The original target was to reduce the primary school attainment gap by more than 70 percent – and that was supposed to have been achieved in the current school year. The reality, as I'm sure you'll be shocked to find out, is that they haven't even come close.
Those aims were laid out in something called a National Improvement Framework, and the government's stated goal at that point was to get the gaps in literacy and numeracy down to just five percentage points. The new target of a 30 percent cut will leave gaps of 15 and 13 percentage points respectively.
And that's assuming they were going to meet that target, which they're not.
To make matters worse, the government have confirmed that the data showing whether or not this latest promise has been kept (stop laughing at the back) won't even be made available before the next Holyrood election, so none of you will actually have the opportunity to judge them on their record for closing the attainment gap.
That – like promising improvements while scrapping the measurement systems already in place and setting up new ones to put things back to year zero – is a nice trick, if you can get away with it.
In a sensible country with a properly functioning political system, all of this would be a major problem for First Minister John Swinney. That's not just down to the fact that he's now the man in charge, but also because he was in fact the Education Secretary back when those original targets were set, and oversaw an abject failure to even come moderately close to keep those promises.
And now, in the top job, he has decided that the best thing to do is to cut the targets by more than half and hope that nobody really notices what's going on.
What's more, he has recently been rebuked by the UK Statistic Authority because of the claims he has been making about the attainment gap, which – if we're being kind – have involved some incredibly selective use of statistics.

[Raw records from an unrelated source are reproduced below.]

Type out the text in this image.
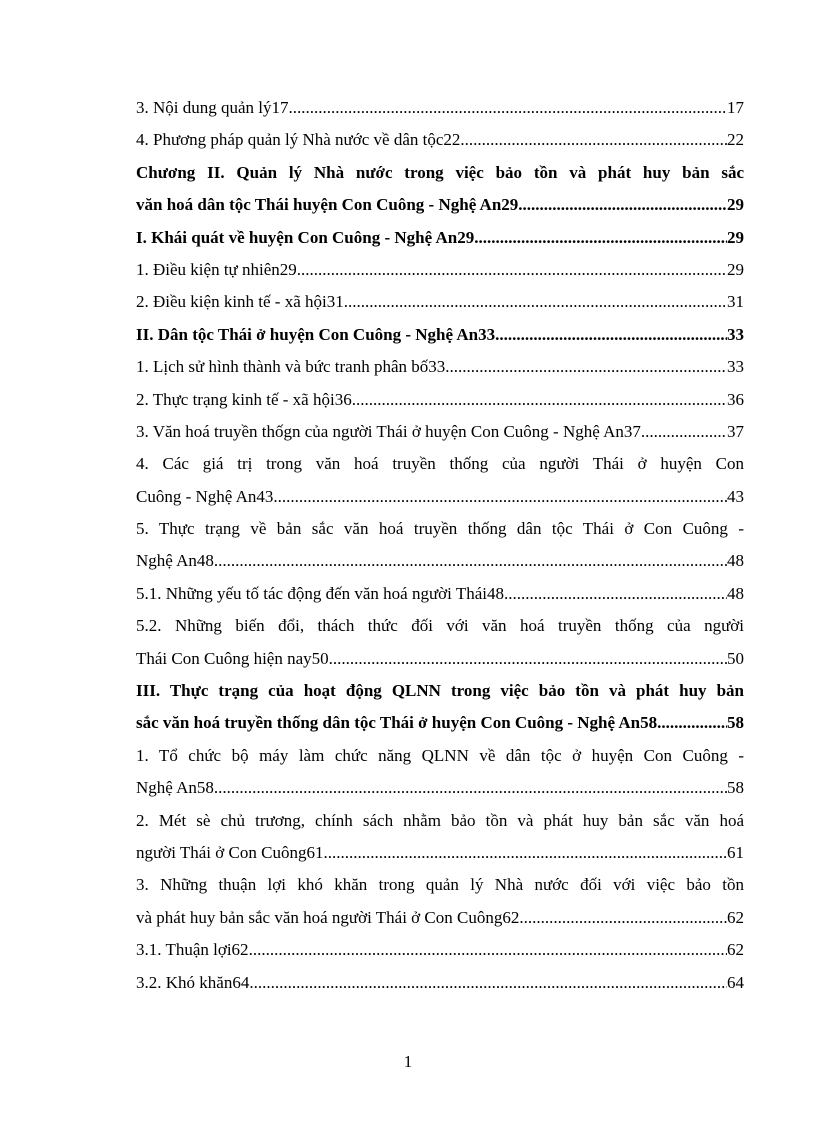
3. Nội dung quản lý17 .....	17
4. Phương pháp quản lý Nhà nước về dân tộc22 .....	22
Chương II. Quản lý Nhà nước trong việc bảo tồn và phát huy bản sắc
văn hoá dân tộc Thái huyện Con Cuông - Nghệ An29 .....	29
I. Khái quát về huyện Con Cuông - Nghệ An29 .....	29
1. Điều kiện tự nhiên29 .....	29
2. Điều kiện kinh tế - xã hội31 .....	31
II. Dân tộc Thái ở huyện Con Cuông - Nghệ An33 .....	33
1. Lịch sử hình thành và bức tranh phân bố33 .....	33
2. Thực trạng kinh tế - xã hội36 .....	36
3. Văn hoá truyền thốgn của người Thái ở huyện Con Cuông - Nghệ An37 .....	37
4. Các giá trị trong văn hoá truyền thống của người Thái ở huyện Con
Cuông - Nghệ An43 .....	43
5. Thực trạng về bản sắc văn hoá truyền thống dân tộc Thái ở Con Cuông -
Nghệ An48 .....	48
5.1. Những yếu tố tác động đến văn hoá người Thái48 .....	48
5.2. Những biến đổi, thách thức đối với văn hoá truyền thống của người
Thái Con Cuông hiện nay50 .....	50
III. Thực trạng của hoạt động QLNN trong việc bảo tồn và phát huy bản
sắc văn hoá truyền thống dân tộc Thái ở huyện Con Cuông - Nghệ An58 .....	58
1. Tổ chức bộ máy làm chức năng QLNN về dân tộc ở huyện Con Cuông -
Nghệ An58 .....	58
2. Mét sè chủ trương, chính sách nhằm bảo tồn và phát huy bản sắc văn hoá
người Thái ở Con Cuông61 .....	61
3. Những thuận lợi khó khăn trong quản lý Nhà nước đối với việc bảo tồn
và phát huy bản sắc văn hoá người Thái ở Con Cuông62 .....	62
3.1. Thuận lợi62 .....	62
3.2. Khó khăn64 .....	64
1
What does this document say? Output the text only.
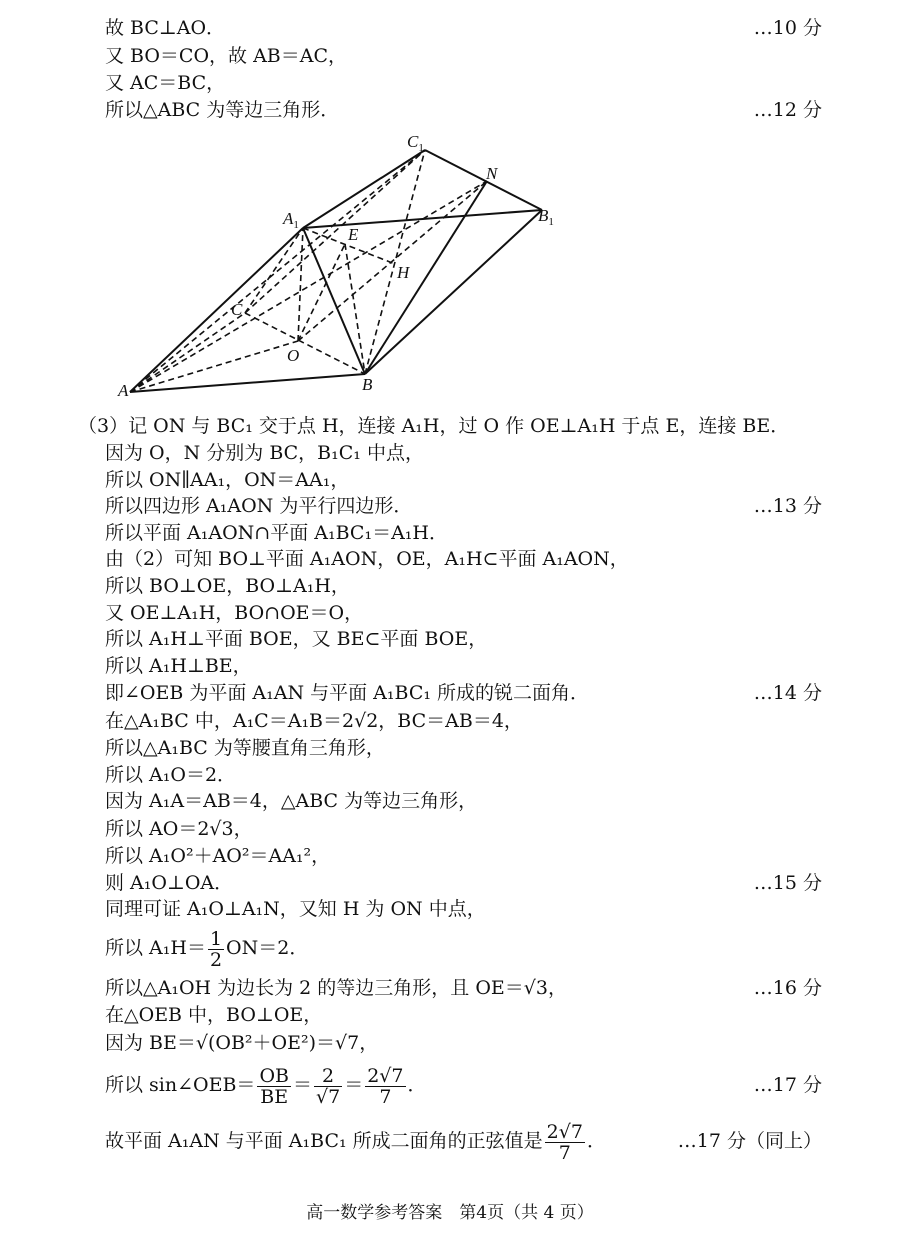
故 BC⊥AO．	…10 分
又 BO＝CO，故 AB＝AC，
又 AC＝BC，
所以△ABC 为等边三角形．	…12 分
A	B
C
O
E
H
N
$A_1$	$B_1$
$C_1$
（3）记 ON 与 BC₁ 交于点 H，连接 A₁H，过 O 作 OE⊥A₁H 于点 E，连接 BE．
因为 O，N 分别为 BC，B₁C₁ 中点，
所以 ON∥AA₁，ON＝AA₁，
所以四边形 A₁AON 为平行四边形．	…13 分
所以平面 A₁AON∩平面 A₁BC₁＝A₁H．
由（2）可知 BO⊥平面 A₁AON，OE，A₁H⊂平面 A₁AON，
所以 BO⊥OE，BO⊥A₁H，
又 OE⊥A₁H，BO∩OE＝O，
所以 A₁H⊥平面 BOE，又 BE⊂平面 BOE，
所以 A₁H⊥BE，
即∠OEB 为平面 A₁AN 与平面 A₁BC₁ 所成的锐二面角．	…14 分
在△A₁BC 中，A₁C＝A₁B＝2√2，BC＝AB＝4，
所以△A₁BC 为等腰直角三角形，
所以 A₁O＝2．
因为 A₁A＝AB＝4，△ABC 为等边三角形，
所以 AO＝2√3，
所以 A₁O²＋AO²＝AA₁²，
则 A₁O⊥OA．	…15 分
同理可证 A₁O⊥A₁N，又知 H 为 ON 中点，
所以 $A_1H= \frac{1}{2} ON=2$．
所以△A₁OH 为边长为 2 的等边三角形，且 OE＝√3，	…16 分
在△OEB 中，BO⊥OE，
因为 BE＝√(OB²＋OE²)＝√7，
所以 sin∠OEB＝ $\frac{OB}{BE} = \frac{2}{√7} = \frac{2√7}{7}$ ．	…17 分
故平面 A₁AN 与平面 A₁BC₁ 所成二面角的正弦值是 $\frac{2√7}{7}$ ．	…17 分（同上）
高一数学参考答案　第4页（共 4 页）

But there's no reason to expect an acknowledgement of any of this, and you certainly shouldn't be holding your breath for an apology.
Read more:
Lessons to Learn | Have we tried this novel idea that will close the attainment gap?
Instead, you should expect arrogance, because in truth that is what has underpinned the SNP's whole approach to this matter for a decade now.
Actually stop and think about it all for a minute.
We've had a full public education system for more than one hundred years in this country, the point of which is to narrow the gaps between rich and poor. Imagine what things would look like if we didn't have schools that were free at the point of use!
Within that system, we've had teachers spending their entire careers not just saying that they'll narrow those gaps, but actually doing something about it.
But apparently what we really needed was some passing interest from a few career politicians and their hand-picked advisers.
Nobody who knows a single thing about education ever thought that the SNP were going to eliminate or significantly close the attainment gap, because no matter how much politicians want simple solutions and focus-grouped rhetoric to solve complex problems, it just doesn't work that way.
Ministers and advisers either knew this and pressed on anyway (because they calculated that making promises would have a bigger political effect than failing to keep them) or they actually believed the claims that were being made (in which case, and I really do mean this, they're too stupid to be allowed anywhere near decision-making of any kind).
But it doesn't actually matter much at this stage which is correct, because the effect is the same: a decade of empty rhetoric, wasted money (approaching £2bn by the end of this parliament), and thousands upon thousands of families being let down at best and cynically exploited at worst.
So why, you might ask, are people like me even still paying attention to these targets? If they were always ridiculous (they were) and political in nature (absolutely), why keep asking questions and writing articles about them?
Because somebody has to be held accountable for all of this, and that has never, ever happened.
Nobody forced the SNP to make promises they would never, ever keep.
Nobody forced them to poison the well of education discourse in pursuit of a few percentage points in the polls.
Nobody forced them to crank up the pressure in classrooms to distract from political failures.
But we were told to judge them on their record.